Depuis plusieurs décennies, dans la lignée des travaux de Bernard Rey, l’équipe bruxelloise travaille sur la genèse de la notion de compétence.Depuis quelques siècles, les systèmes éducatifs ont cherché à regrouper en classes homogènes des élèves afin d’enseigner simultanément à l’ensemble de la classe, selon une progression unique, avec des dispositifs spécifiques pour ceux qui ne suivent pas (redoublement, filières). Depuis le début du XXe siècle, la « pédagogie par objectifs » (ou pédagogie de maîtrise) se donne pour objectif de découper aussi finement que possible la matière enseignée, en évaluant aussi régulièrement que possible les micro-éléments à apprendre. « On a parcellisé les savoirs pour faire apprendre des procédures, en risquant de mettre à distance la complexité des savoirs ».
Les compétences sont-elles le moyen de remédier à cette éclatement ? Dans les pays francophones, la notion de compétence fait référence à des tâches effectuées en contexte complexes, en mobilisant les acquis à bon escient, dans des situations inédites. Ils ont donc différencié trois niveaux de compétences différentes. S. Kahn prend trois exemples :
– 12-7 : c’est une procédure
– Victor à 7 euro, il veut acheter un jouet qui vaut 12 euro : c’est une compétence avec mobilisation
– Une intitutrice veut acheter 9 exemplaires d’un livre qui coute 12 euro. Le marchand lui fait une réduction d’un euro si elle en prend 10. A-t-elle intérêt à accepter la proposition du marchand ? Dans ce cas, il n’y a pas qu’une réponse, et montrer sa compétence revient à choisir selon plusieurs critères, et à argumenter sur ses choix.
Comment faire acquérir ses compétences à être efficace en situation complexe ?
– enseigner les procédures et nécessaire, mais pas suffisant pour accéder à la maîtrise des situations complexes.
– les élèves n’identifient pas forcément les « familles de situations » dont fait partie le problème à résoudre. Derrière le triangle rectangle, beaucoup d’élèves n’identifient pas Pythagore…

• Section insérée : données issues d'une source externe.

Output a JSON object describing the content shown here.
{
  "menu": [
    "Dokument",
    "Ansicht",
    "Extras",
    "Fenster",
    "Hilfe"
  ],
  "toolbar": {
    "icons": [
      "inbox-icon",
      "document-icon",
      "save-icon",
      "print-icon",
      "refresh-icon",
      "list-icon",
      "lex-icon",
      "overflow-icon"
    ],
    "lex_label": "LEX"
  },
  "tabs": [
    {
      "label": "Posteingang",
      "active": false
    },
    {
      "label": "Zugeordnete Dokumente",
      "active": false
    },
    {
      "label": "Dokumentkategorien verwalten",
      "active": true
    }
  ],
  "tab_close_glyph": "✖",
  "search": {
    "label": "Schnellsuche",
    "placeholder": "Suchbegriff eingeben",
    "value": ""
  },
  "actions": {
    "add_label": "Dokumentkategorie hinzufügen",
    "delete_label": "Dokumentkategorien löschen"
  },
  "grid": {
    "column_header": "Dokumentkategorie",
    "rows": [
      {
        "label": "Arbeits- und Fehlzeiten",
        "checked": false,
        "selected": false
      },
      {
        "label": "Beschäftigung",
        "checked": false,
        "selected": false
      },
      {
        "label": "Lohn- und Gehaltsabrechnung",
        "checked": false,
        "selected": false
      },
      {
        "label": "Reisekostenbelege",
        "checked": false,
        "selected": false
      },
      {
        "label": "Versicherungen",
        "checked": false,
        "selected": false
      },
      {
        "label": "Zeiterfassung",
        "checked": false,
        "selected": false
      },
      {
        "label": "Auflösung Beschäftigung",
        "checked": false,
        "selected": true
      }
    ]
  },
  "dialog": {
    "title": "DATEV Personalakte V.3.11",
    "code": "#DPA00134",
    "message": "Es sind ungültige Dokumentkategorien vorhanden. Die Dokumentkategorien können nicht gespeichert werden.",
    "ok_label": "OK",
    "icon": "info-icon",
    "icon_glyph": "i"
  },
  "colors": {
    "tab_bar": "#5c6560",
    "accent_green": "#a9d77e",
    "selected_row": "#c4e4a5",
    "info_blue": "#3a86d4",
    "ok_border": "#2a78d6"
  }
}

Il semble que ce qui soit décisif soit la nature du cadrage donné aux élèves face à la tâche : de nombreux élèves se comportent face à la tâche comme s’ils feraient dans la vie, n’ayant pas compris ce qu’ils font en classe : à des élèves devant faire un problème dans lequel on leur demande combien de pots de peinture seront nécessaires pour repeindre une pièce aux dimensions données, certains répondent simplement qu’ils achéteront d’abord un pot avant de retourner au supermarché s’ils n’en n’ont pas assez… Ils montrent qu’ils n’ont pas compris la spécificité du travail scolaire et de ce qu’il réclame.
C’est pourquoi son équipe a imaginé des évaluations en trois phases :
– la première permet d’évaluer la compétence à faire le problème complexe
– la seconde découpe le problème en sous-ensemble structurés
– la phase trois évalue les procédures de base nécessaires pour réaliser le problème.